When they had finished and had sat talking for hours, Slinket finally made a noise in the back of his throat, and Griffin, noticing the dimming sky, decided it was probably time to leave. Lupin thought so too, and they made plans to meet up in a few days to get on the Hogwarts Express, the scarlet steam engine that took the students of Hogwarts up to the school and back every year.
They both waved as they headed off in different directions and Griffin picked up Slinket and her cauldron.

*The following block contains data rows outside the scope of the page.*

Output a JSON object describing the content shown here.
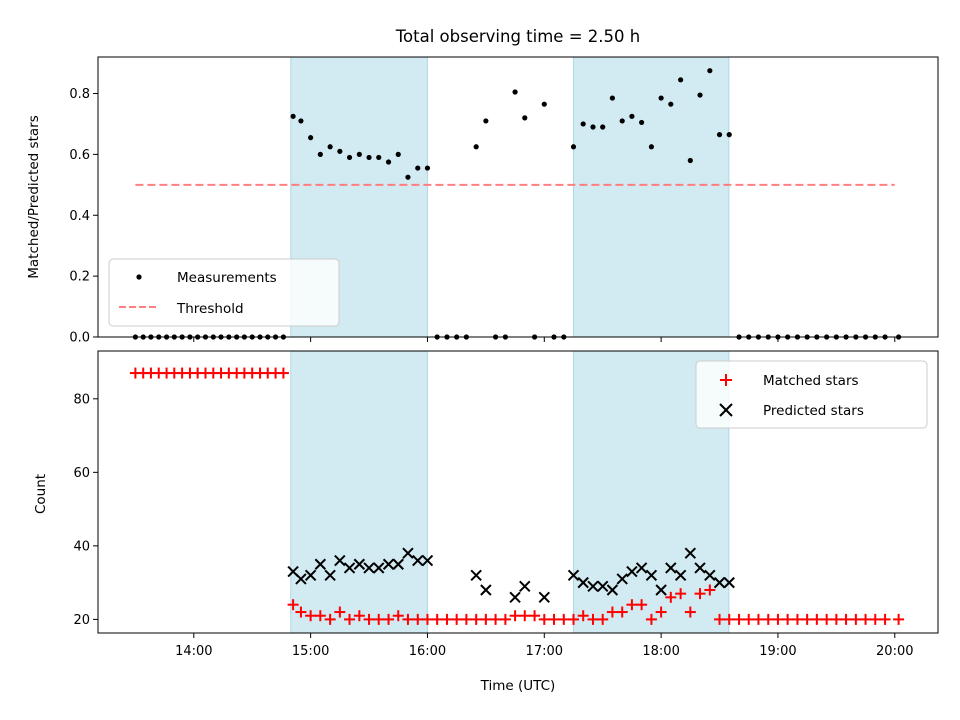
{
  "chart_data": {
    "type": "scatter",
    "title": "Total observing time = 2.50 h",
    "xlabel": "Time (UTC)",
    "x_ticks": [
      "14:00",
      "15:00",
      "16:00",
      "17:00",
      "18:00",
      "19:00",
      "20:00"
    ],
    "xlim_hours": [
      13.18,
      20.37
    ],
    "shaded_intervals_hours": [
      [
        14.83,
        16.0
      ],
      [
        17.25,
        18.58
      ]
    ],
    "colors": {
      "measurements": "#000000",
      "threshold": "#ff7f7f",
      "matched": "#ff0000",
      "predicted": "#000000",
      "shade": "#add8e6"
    },
    "panels": [
      {
        "ylabel": "Matched/Predicted stars",
        "ylim": [
          0,
          0.92
        ],
        "y_ticks": [
          "0.0",
          "0.2",
          "0.4",
          "0.6",
          "0.8"
        ],
        "legend": {
          "position": "lower-left",
          "entries": [
            "Measurements",
            "Threshold"
          ]
        },
        "series": [
          {
            "name": "Measurements",
            "marker": "dot",
            "x": [
              13.5,
              13.567,
              13.633,
              13.7,
              13.767,
              13.833,
              13.9,
              13.967,
              14.033,
              14.1,
              14.167,
              14.233,
              14.3,
              14.367,
              14.433,
              14.5,
              14.567,
              14.633,
              14.7,
              14.767,
              14.85,
              14.917,
              15.0,
              15.083,
              15.167,
              15.25,
              15.333,
              15.417,
              15.5,
              15.583,
              15.667,
              15.75,
              15.833,
              15.917,
              16.0,
              16.083,
              16.167,
              16.25,
              16.333,
              16.417,
              16.5,
              16.583,
              16.667,
              16.75,
              16.833,
              16.917,
              17.0,
              17.083,
              17.167,
              17.25,
              17.333,
              17.417,
              17.5,
              17.583,
              17.667,
              17.75,
              17.833,
              17.917,
              18.0,
              18.083,
              18.167,
              18.25,
              18.333,
              18.417,
              18.5,
              18.583,
              18.667,
              18.75,
              18.833,
              18.917,
              19.0,
              19.083,
              19.167,
              19.25,
              19.333,
              19.417,
              19.5,
              19.583,
              19.667,
              19.75,
              19.833,
              19.917,
              20.033
            ],
            "y": [
              0,
              0,
              0,
              0,
              0,
              0,
              0,
              0,
              0,
              0,
              0,
              0,
              0,
              0,
              0,
              0,
              0,
              0,
              0,
              0,
              0.725,
              0.71,
              0.655,
              0.6,
              0.625,
              0.61,
              0.59,
              0.6,
              0.59,
              0.59,
              0.575,
              0.6,
              0.525,
              0.555,
              0.555,
              0,
              0,
              0,
              0,
              0.625,
              0.71,
              0,
              0,
              0.805,
              0.72,
              0,
              0.765,
              0,
              0,
              0.625,
              0.7,
              0.69,
              0.69,
              0.785,
              0.71,
              0.725,
              0.705,
              0.625,
              0.785,
              0.765,
              0.845,
              0.58,
              0.795,
              0.875,
              0.665,
              0.665,
              0,
              0,
              0,
              0,
              0,
              0,
              0,
              0,
              0,
              0,
              0,
              0,
              0,
              0,
              0,
              0,
              0
            ]
          },
          {
            "name": "Threshold",
            "style": "dashed",
            "x": [
              13.5,
              20.0
            ],
            "y": [
              0.5,
              0.5
            ]
          }
        ]
      },
      {
        "ylabel": "Count",
        "ylim": [
          16.3,
          93.0
        ],
        "y_ticks": [
          "20",
          "40",
          "60",
          "80"
        ],
        "legend": {
          "position": "upper-right",
          "entries": [
            "Matched stars",
            "Predicted stars"
          ]
        },
        "series": [
          {
            "name": "Matched stars",
            "marker": "plus",
            "x": [
              13.5,
              13.567,
              13.633,
              13.7,
              13.767,
              13.833,
              13.9,
              13.967,
              14.033,
              14.1,
              14.167,
              14.233,
              14.3,
              14.367,
              14.433,
              14.5,
              14.567,
              14.633,
              14.7,
              14.767,
              14.85,
              14.917,
              15.0,
              15.083,
              15.167,
              15.25,
              15.333,
              15.417,
              15.5,
              15.583,
              15.667,
              15.75,
              15.833,
              15.917,
              16.0,
              16.083,
              16.167,
              16.25,
              16.333,
              16.417,
              16.5,
              16.583,
              16.667,
              16.75,
              16.833,
              16.917,
              17.0,
              17.083,
              17.167,
              17.25,
              17.333,
              17.417,
              17.5,
              17.583,
              17.667,
              17.75,
              17.833,
              17.917,
              18.0,
              18.083,
              18.167,
              18.25,
              18.333,
              18.417,
              18.5,
              18.583,
              18.667,
              18.75,
              18.833,
              18.917,
              19.0,
              19.083,
              19.167,
              19.25,
              19.333,
              19.417,
              19.5,
              19.583,
              19.667,
              19.75,
              19.833,
              19.917,
              20.033
            ],
            "y": [
              87,
              87,
              87,
              87,
              87,
              87,
              87,
              87,
              87,
              87,
              87,
              87,
              87,
              87,
              87,
              87,
              87,
              87,
              87,
              87,
              24,
              22,
              21,
              21,
              20,
              22,
              20,
              21,
              20,
              20,
              20,
              21,
              20,
              20,
              20,
              20,
              20,
              20,
              20,
              20,
              20,
              20,
              20,
              21,
              21,
              21,
              20,
              20,
              20,
              20,
              21,
              20,
              20,
              22,
              22,
              24,
              24,
              20,
              22,
              26,
              27,
              22,
              27,
              28,
              20,
              20,
              20,
              20,
              20,
              20,
              20,
              20,
              20,
              20,
              20,
              20,
              20,
              20,
              20,
              20,
              20,
              20,
              20
            ]
          },
          {
            "name": "Predicted stars",
            "marker": "x",
            "x": [
              14.85,
              14.917,
              15.0,
              15.083,
              15.167,
              15.25,
              15.333,
              15.417,
              15.5,
              15.583,
              15.667,
              15.75,
              15.833,
              15.917,
              16.0,
              16.417,
              16.5,
              16.75,
              16.833,
              17.0,
              17.25,
              17.333,
              17.417,
              17.5,
              17.583,
              17.667,
              17.75,
              17.833,
              17.917,
              18.0,
              18.083,
              18.167,
              18.25,
              18.333,
              18.417,
              18.5,
              18.583
            ],
            "y": [
              33,
              31,
              32,
              35,
              32,
              36,
              34,
              35,
              34,
              34,
              35,
              35,
              38,
              36,
              36,
              32,
              28,
              26,
              29,
              26,
              32,
              30,
              29,
              29,
              28,
              31,
              33,
              34,
              32,
              28,
              34,
              32,
              38,
              34,
              32,
              30,
              30
            ]
          }
        ]
      }
    ]
  }
}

He jumped up to her shoulder and nuzzled into her neck.
She walked into a small building full of lit fireplaces of all sorts of descriptions, the heat disorienting her for a second. A tall, thin witch stepped out of one in a burst of emerald flame. She was soon followed by a young boy who, looking slightly sick, stumbled out of the grate and ran to her. He clutched her hand desperately.
Griffin walked up to a large, ornately carved sandstone fireplace embellished with a Gryphon, it's serrated beak wide-open, rubies in place of eyes. It was one of the few private fireplaces in the Floo Station, and Griffin hated using it, even though she did admire its beauty.
She pulled a small silver felt bag from her jeans pocket and opened its drawstring. Tipping it upside down, the last of her Floo powder piled softly into her palm.